Clarke, who will graduate in 2023, submitted a poster for his research on the thermal conductivity data of thermoplastic polyurethane infused with carbon black.
“It’s important because if you’re designing any sort of product or engineering solution – anything that heats up – you want to know the thermal conductivity of those materials,” Clarke said.
Frear’s poster featured his research on an extended analysis of microchannels for heat transfer enhancement. He worked under the guidance of Dr.

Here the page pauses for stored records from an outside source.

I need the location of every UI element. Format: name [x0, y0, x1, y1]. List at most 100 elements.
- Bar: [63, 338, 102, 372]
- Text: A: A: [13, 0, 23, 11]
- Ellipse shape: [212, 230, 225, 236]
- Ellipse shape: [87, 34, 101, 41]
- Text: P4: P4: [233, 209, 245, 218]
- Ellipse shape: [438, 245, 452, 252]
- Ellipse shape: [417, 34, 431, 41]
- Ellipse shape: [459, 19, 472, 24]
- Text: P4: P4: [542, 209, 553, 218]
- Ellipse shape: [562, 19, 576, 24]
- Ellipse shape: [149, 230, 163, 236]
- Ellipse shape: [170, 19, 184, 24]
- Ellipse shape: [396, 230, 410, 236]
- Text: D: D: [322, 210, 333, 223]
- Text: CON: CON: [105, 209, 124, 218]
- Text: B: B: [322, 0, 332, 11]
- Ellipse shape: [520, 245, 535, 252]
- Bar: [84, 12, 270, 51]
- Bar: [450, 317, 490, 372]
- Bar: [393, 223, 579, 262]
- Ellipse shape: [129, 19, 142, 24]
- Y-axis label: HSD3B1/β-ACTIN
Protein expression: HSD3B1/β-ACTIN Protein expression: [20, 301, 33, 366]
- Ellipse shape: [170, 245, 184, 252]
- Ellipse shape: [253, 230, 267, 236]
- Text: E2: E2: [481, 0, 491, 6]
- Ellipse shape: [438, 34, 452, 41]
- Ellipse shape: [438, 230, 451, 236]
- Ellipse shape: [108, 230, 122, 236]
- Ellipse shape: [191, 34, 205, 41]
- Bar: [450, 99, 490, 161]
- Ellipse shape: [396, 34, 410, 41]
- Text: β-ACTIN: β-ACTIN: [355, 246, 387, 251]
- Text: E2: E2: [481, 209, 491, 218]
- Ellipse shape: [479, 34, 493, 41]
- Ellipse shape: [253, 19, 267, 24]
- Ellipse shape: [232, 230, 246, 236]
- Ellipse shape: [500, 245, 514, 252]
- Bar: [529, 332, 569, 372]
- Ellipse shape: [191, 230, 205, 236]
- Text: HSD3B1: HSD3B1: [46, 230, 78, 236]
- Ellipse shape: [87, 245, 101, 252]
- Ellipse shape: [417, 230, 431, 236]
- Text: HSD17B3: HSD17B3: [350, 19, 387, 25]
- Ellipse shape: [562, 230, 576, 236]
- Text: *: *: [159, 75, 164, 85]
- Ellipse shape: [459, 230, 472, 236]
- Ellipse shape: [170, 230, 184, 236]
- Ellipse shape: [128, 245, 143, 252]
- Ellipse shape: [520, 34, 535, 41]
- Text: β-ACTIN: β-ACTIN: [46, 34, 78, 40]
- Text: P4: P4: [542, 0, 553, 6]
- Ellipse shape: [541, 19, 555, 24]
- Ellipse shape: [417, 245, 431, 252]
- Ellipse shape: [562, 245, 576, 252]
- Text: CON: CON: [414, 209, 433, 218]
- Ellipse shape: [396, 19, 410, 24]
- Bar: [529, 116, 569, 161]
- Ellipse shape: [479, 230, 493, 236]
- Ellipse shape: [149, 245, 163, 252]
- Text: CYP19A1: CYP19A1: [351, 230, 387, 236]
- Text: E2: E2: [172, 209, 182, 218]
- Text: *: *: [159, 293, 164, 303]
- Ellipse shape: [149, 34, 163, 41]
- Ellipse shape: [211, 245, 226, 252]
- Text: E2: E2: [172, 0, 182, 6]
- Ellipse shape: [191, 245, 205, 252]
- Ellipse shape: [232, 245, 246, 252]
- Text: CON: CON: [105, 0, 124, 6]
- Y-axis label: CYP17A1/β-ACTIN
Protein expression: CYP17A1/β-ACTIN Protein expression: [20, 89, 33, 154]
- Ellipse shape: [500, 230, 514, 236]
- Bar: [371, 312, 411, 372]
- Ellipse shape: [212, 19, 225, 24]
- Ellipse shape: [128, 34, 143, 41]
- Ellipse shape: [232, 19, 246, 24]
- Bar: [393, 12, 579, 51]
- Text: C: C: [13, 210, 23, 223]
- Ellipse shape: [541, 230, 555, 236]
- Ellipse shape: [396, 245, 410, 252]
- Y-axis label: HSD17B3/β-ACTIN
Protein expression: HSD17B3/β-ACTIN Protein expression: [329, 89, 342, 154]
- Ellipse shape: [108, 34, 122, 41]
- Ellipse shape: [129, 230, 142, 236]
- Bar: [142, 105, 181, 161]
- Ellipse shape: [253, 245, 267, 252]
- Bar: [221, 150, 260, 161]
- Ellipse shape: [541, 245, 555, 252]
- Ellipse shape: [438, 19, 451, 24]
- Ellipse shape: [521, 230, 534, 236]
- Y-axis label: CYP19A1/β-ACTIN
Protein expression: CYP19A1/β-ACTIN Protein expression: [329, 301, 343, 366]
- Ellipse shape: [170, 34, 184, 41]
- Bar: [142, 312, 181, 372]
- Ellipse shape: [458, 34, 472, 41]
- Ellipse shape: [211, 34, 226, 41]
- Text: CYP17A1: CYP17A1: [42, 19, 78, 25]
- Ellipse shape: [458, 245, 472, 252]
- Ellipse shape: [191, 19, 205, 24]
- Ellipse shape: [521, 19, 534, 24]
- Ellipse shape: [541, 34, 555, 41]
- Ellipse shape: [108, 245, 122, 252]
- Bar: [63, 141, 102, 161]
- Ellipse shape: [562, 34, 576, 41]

Gerardo Carbajal.
“Microchannels are basically heatsinks, but they’re a lot smaller,” he said. “If you look at a normal heatsink, you’ll see these big copper fins, but the idea here is you don’t have to have a few tall fins, you can have a lot more of them really close together.”
Frear plans to continue the work and submit a paper about it to the International Mechanical Engineering Congress and Exposition in Columbus, Ohio, as well as the Summer Heat Transfer Conference in Philadelphia, Pennsylvania.
Clarke, who also worked under Romero’s guidance, said presenting research at conferences such as these is helpful to the process of exploration and understanding.
“It helps you understand it even better because you have to explain it to people,” Clarke said. “When you prep for a poster presentation, you must have general responses ready and it helps all of us understand better what the work is and why it’s important.”
Steel, Frear, and Clarke all received their bachelor’s degrees in mechanical engineering from Florida Poly.
“We are proud to have contributed to the research of Dr. Carbajal and Dr. Romero,” Steel said. “I wouldn’t be doing any of the things I’m doing now without people like Dr. Romero.”